“是啊王爷!南洋未靖,新政方行,此时岂可远游?”几个老臣也纷纷劝阻。
林启摆了摆手,示意众人安静:“诸位不必再劝。本王不是去游山玩水的。江南的国企、岭南的港口、琼州的橡胶园,本王都要亲眼去看看。改革不能只坐在长安看奏报,得去实地走走。”

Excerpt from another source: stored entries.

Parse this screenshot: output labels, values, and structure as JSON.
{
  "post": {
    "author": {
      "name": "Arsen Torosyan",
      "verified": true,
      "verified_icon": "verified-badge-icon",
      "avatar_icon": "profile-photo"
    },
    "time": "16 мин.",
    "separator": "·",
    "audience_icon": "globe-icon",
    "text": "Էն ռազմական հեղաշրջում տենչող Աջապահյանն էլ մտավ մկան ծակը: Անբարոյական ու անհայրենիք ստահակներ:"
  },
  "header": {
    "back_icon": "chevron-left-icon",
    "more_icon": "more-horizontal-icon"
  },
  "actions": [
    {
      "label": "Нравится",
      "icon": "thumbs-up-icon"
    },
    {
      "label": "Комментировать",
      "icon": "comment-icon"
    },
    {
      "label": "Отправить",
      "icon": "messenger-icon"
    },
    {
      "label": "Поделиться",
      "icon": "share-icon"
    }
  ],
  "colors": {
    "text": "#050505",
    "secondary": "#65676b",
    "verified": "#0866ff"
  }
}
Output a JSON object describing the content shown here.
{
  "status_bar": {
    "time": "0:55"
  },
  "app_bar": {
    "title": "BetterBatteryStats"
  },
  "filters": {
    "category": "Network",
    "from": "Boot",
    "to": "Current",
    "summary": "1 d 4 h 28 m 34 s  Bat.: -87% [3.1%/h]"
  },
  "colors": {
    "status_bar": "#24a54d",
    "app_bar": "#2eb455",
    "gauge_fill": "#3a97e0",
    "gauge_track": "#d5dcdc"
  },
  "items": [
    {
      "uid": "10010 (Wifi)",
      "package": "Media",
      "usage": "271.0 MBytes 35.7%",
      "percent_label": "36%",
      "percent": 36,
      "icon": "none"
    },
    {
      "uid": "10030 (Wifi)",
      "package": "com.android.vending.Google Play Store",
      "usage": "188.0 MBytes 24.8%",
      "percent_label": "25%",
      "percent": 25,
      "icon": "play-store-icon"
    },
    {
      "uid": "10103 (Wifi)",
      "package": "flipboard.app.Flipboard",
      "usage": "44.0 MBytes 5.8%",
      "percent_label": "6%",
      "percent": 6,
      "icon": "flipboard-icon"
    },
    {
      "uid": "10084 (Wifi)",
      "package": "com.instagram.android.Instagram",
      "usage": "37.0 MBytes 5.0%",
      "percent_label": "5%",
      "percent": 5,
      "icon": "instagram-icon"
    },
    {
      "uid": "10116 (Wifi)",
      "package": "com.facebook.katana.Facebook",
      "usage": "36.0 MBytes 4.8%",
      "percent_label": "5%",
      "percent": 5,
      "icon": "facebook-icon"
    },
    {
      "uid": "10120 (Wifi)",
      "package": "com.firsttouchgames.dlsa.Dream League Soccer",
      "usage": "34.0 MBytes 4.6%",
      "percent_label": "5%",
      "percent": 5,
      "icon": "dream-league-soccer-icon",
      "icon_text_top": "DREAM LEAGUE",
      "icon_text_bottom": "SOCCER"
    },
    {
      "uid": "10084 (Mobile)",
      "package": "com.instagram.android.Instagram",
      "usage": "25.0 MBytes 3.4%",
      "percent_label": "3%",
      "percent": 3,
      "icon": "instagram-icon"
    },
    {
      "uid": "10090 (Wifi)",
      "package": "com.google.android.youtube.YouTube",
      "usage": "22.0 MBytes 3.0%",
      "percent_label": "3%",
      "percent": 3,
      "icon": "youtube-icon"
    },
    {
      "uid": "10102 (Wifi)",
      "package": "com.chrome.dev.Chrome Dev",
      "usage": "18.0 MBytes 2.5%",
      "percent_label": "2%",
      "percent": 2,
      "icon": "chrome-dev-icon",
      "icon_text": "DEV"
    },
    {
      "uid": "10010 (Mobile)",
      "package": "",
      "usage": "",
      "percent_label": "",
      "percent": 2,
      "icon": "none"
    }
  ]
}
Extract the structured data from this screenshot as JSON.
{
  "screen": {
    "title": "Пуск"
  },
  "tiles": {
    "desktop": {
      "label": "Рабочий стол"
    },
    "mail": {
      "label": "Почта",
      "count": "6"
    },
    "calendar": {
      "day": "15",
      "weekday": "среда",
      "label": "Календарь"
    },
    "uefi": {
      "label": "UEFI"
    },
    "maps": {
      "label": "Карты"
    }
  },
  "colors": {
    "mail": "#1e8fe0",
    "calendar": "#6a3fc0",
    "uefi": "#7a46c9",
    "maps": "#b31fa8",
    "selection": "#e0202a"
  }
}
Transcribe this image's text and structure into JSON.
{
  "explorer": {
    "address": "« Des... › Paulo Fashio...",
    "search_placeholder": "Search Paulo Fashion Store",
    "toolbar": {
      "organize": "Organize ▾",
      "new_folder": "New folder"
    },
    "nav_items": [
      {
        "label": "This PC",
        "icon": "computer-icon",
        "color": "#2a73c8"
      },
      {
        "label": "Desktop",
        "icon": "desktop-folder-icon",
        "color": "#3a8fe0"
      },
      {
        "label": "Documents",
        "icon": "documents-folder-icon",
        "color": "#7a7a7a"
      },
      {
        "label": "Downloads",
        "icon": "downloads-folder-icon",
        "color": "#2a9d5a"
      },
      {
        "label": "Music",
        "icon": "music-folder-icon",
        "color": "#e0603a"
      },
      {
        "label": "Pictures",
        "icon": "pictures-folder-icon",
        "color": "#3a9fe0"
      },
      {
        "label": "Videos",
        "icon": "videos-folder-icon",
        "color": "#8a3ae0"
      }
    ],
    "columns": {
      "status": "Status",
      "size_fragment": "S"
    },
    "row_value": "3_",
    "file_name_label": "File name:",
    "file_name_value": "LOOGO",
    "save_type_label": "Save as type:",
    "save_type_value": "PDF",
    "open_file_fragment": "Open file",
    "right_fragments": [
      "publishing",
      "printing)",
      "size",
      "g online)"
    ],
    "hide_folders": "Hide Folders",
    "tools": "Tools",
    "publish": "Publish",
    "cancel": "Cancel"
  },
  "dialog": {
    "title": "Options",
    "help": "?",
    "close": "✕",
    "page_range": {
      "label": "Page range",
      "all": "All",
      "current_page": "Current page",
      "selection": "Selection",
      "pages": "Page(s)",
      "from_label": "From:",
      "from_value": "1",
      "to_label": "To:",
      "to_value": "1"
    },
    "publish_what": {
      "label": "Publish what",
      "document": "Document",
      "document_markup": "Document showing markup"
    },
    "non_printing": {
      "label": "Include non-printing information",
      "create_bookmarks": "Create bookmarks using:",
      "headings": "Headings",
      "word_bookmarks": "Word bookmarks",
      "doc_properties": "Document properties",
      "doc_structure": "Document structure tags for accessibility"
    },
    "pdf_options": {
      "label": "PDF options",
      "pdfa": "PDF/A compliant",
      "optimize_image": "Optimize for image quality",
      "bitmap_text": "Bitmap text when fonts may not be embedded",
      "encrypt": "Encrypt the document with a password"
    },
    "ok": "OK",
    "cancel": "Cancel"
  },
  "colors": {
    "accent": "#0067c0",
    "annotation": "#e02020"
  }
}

他顿了顿,语气温和但坚定:“而且,雏鹰总要自己飞。世子已经长大了,该让他自己试试翅膀硬不硬了。你们这些老臣,也要多帮衬他,但不能替他飞。”
话说到这个份上,众人知道再劝也无用,只得躬身应是。
散朝后,林启把林泰叫到了偏殿。
偏殿里只有父子二人。窗外的阳光透过雕花木窗,在地上投下斑驳的光影。
林启坐在榻上,示意林泰坐下。
“泰儿,今天感觉如何?”林启问。
林泰老实回答:“有点紧张。手心都是汗。”
林启笑了:“正常。我第一次主持大朝会的时候,腿肚子都在抖。多来几次就好了。”
他给林泰倒了杯茶,自己也端起一杯,慢慢喝了一口,似乎在斟酌措辞。
“泰儿,你知道我为什么要在这个时候走吗?”
林泰想了想:“父亲是想让我独立理事,建立威信?”
“这是一方面。”林启点点头,“另一方面,我留在长安,那些老臣遇到什么事,还是会习惯性地来问我。你永远立不起来。我走了,他们就只能找你。你才能真的成为他们的主心骨。”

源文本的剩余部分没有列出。